Summary:

Solar startup Alta Devices says its achieved a new efficiency for its solar cells developed for mobile gadget makers. In a difficult year solar companies are heads down focused on boosting the efficiency of solar cells.

Alta Devices solar cell, Courtesy of Ucilia Wang for Gigaom
photo: Courtesy of Ucilia Wang for Gigaom

In 2013, solar makers are preoccupied with boosting the efficiency of solar cells, or basically using various techniques to increase the amount of sunlight that each solar cell can convert into electricity. That’s because it’s one of the most important ways they have right now to reduce costs in a difficult year for solar manufacturers. The supply of solar cells in the market over the past year is far more than demand and some companies are selling solar cells at a loss.

It’s a particularly important trend for solar maker startups that need a premium product to sell. For example, on Monday morning, venture-backed solar startup Alta Devices announced that it’s reached 30.8 percent efficiency for solar cells that it’s marketing to mobile gadget makers. For comparison’s sake traditional silicon solar cells are closer to 20 percent efficient.

Alta Devices military 2Alta Devices says it has been working with mobile device maker customers that want to extend the battery life of gadgets using embedded Alta solar cells. The six-year-old company — which has raised $120 million from investors like Kleiner Perkins, NEA and Dow Chemical — has been planning on making a fast-charging solar iPad cover by the end of the year that could end the need to plug an iPad into the wall or laptop to charge.

Alta Devices says the 30.8 percent is a world record for its dual junction solar cell made from the materials gallium-arsenide, and previously the company was saying its cells were 28 percent efficient.

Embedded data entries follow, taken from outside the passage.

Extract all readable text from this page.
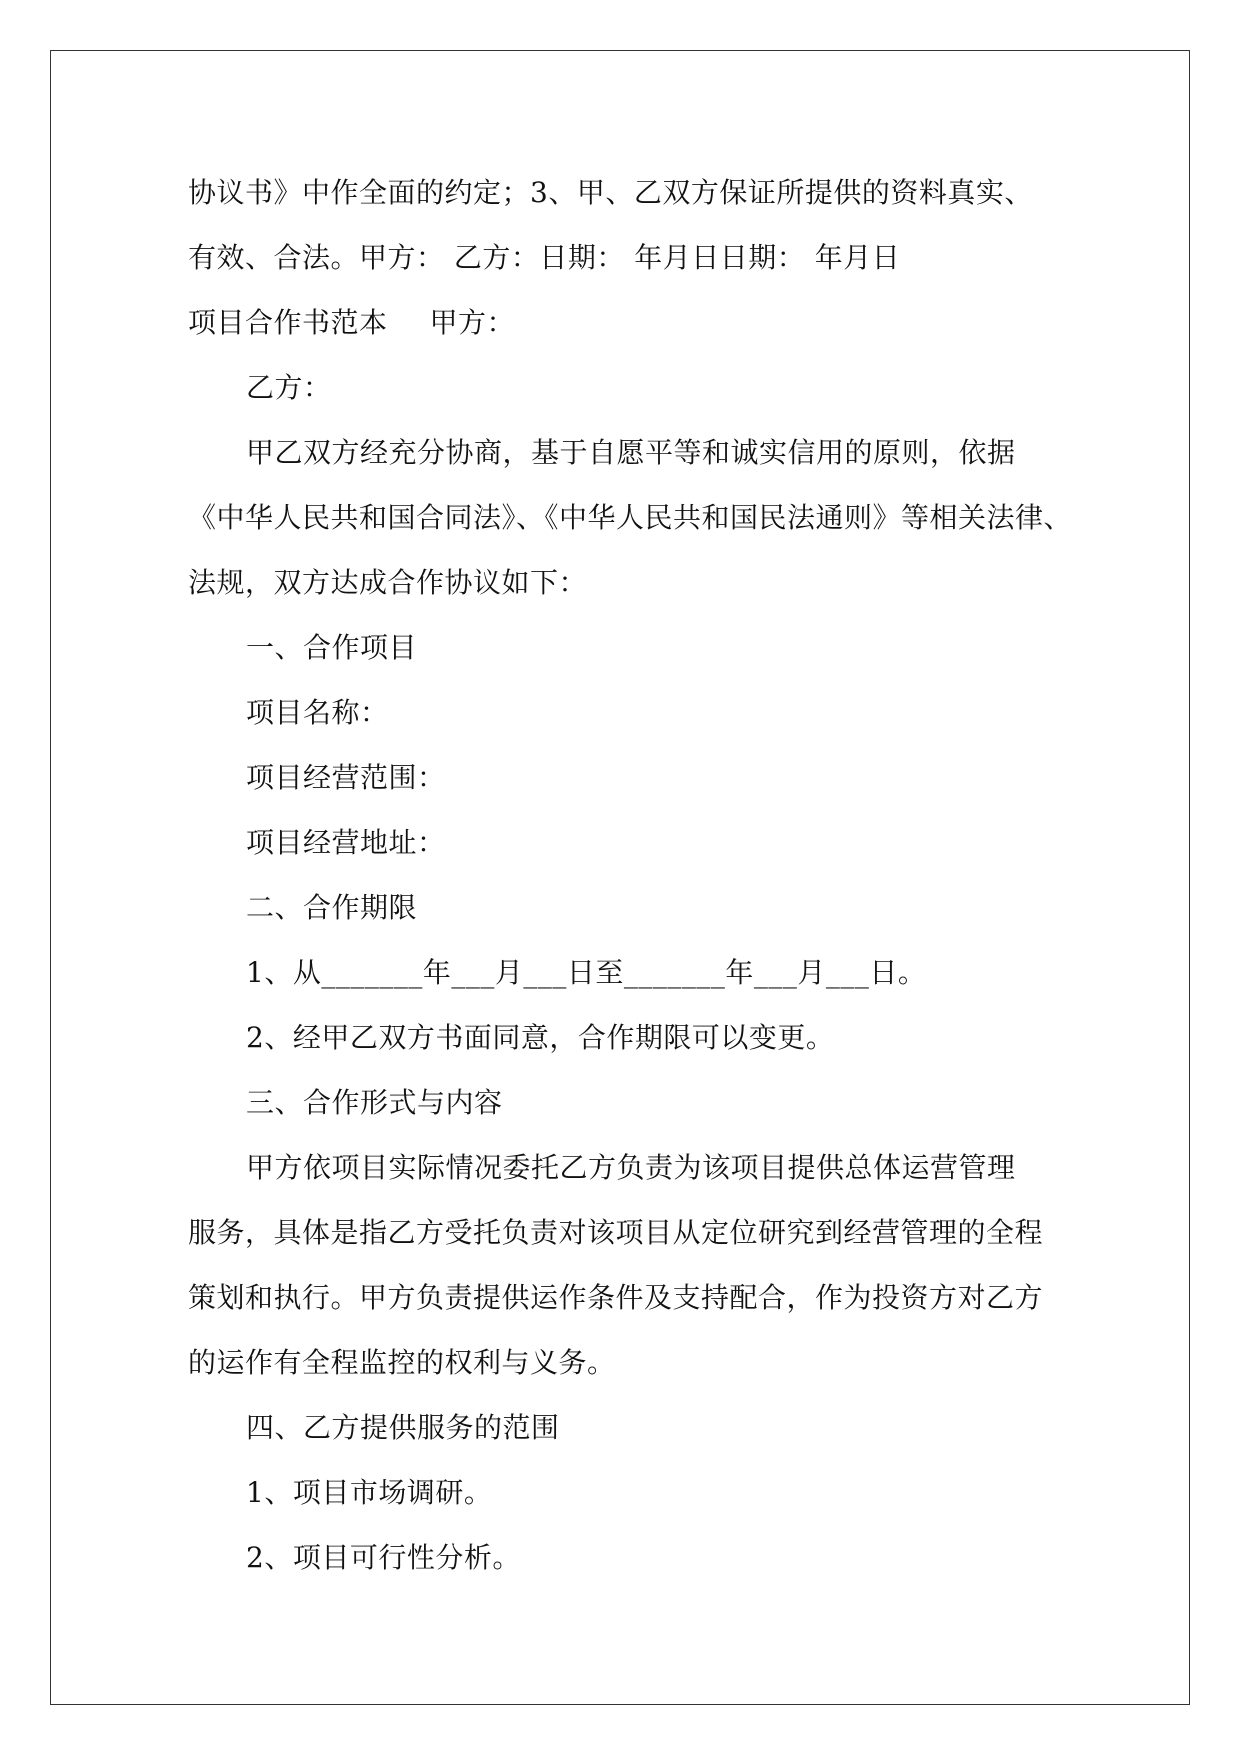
协议书》中作全面的约定；3、甲、乙双方保证所提供的资料真实、
有效、合法。甲方： 乙方：日期： 年月日日期： 年月日
项目合作书范本 甲方：
乙方：
甲乙双方经充分协商，基于自愿平等和诚实信用的原则，依据
《中华人民共和国合同法》、《中华人民共和国民法通则》等相关法律、
法规，双方达成合作协议如下：
一、合作项目
项目名称：
项目经营范围：
项目经营地址：
二、合作期限
1、从_______年___月___日至_______年___月___日。
2、经甲乙双方书面同意，合作期限可以变更。
三、合作形式与内容
甲方依项目实际情况委托乙方负责为该项目提供总体运营管理
服务，具体是指乙方受托负责对该项目从定位研究到经营管理的全程
策划和执行。甲方负责提供运作条件及支持配合，作为投资方对乙方
的运作有全程监控的权利与义务。
四、乙方提供服务的范围
1、项目市场调研。
2、项目可行性分析。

Check out this article for more details on Alta Device’s solar cell technology and a tour of its pilot factory. Alta says it has been shooting for an eventual efficiency of 38 percent for its cells.

Remember this type of efficiency demonstrates what a company might be able to achieve. But whether a company will ever do so will depend on factors such as how much does it scale up its manufacturing, how much money is it able to raise and how efficiently it is operating factory equipment.

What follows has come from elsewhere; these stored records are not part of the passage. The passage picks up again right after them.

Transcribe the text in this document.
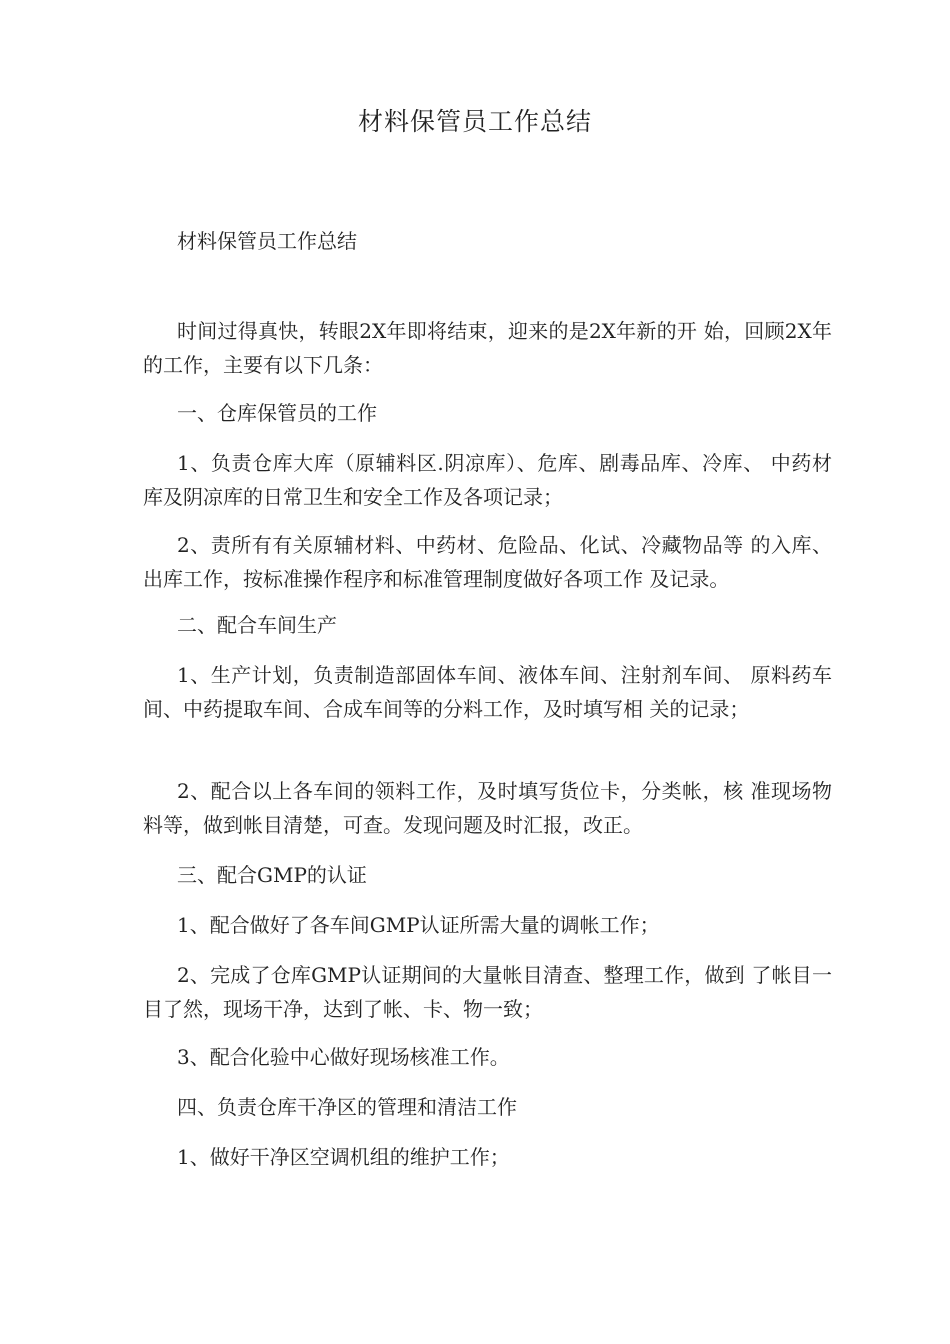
材料保管员工作总结
材料保管员工作总结

时间过得真快，转眼2X年即将结束，迎来的是2X年新的开 始，回顾2X年的工作，主要有以下几条：

一、仓库保管员的工作

1、负责仓库大库（原辅料区.阴凉库）、危库、剧毒品库、冷库、 中药材库及阴凉库的日常卫生和安全工作及各项记录；

2、责所有有关原辅材料、中药材、危险品、化试、冷藏物品等 的入库、出库工作，按标准操作程序和标准管理制度做好各项工作 及记录。

二、配合车间生产

1、生产计划，负责制造部固体车间、液体车间、注射剂车间、 原料药车间、中药提取车间、合成车间等的分料工作，及时填写相 关的记录；

2、配合以上各车间的领料工作，及时填写货位卡，分类帐，核 准现场物料等，做到帐目清楚，可查。发现问题及时汇报，改正。

三、配合GMP的认证

1、配合做好了各车间GMP认证所需大量的调帐工作；

2、完成了仓库GMP认证期间的大量帐目清查、整理工作，做到 了帐目一目了然，现场干净，达到了帐、卡、物一致；

3、配合化验中心做好现场核准工作。

四、负责仓库干净区的管理和清洁工作

1、做好干净区空调机组的维护工作；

Alta’s solar cells are more expensive than traditional silicon cells, but the company is hoping that niche markets like gadget makers will be willing to pay a premium for the next-gen cells. Alta is also developing solar cells for military applications, which can enable troops and their devices to charge up off-the-grid in combat less frequently.

Startups aren’t the only ones that are focused heavily on solar cell efficiency. First Solar last week announced a world record of 18.7 percent for cells made from the material cadmium-telluride. That’s up from the 17.3 percent cell it touted in July 2011.

SunPower has long touted highly efficient solar cells. And suppliers like DuPont sell materials that big solar companies can use to boost the efficiency of their cells.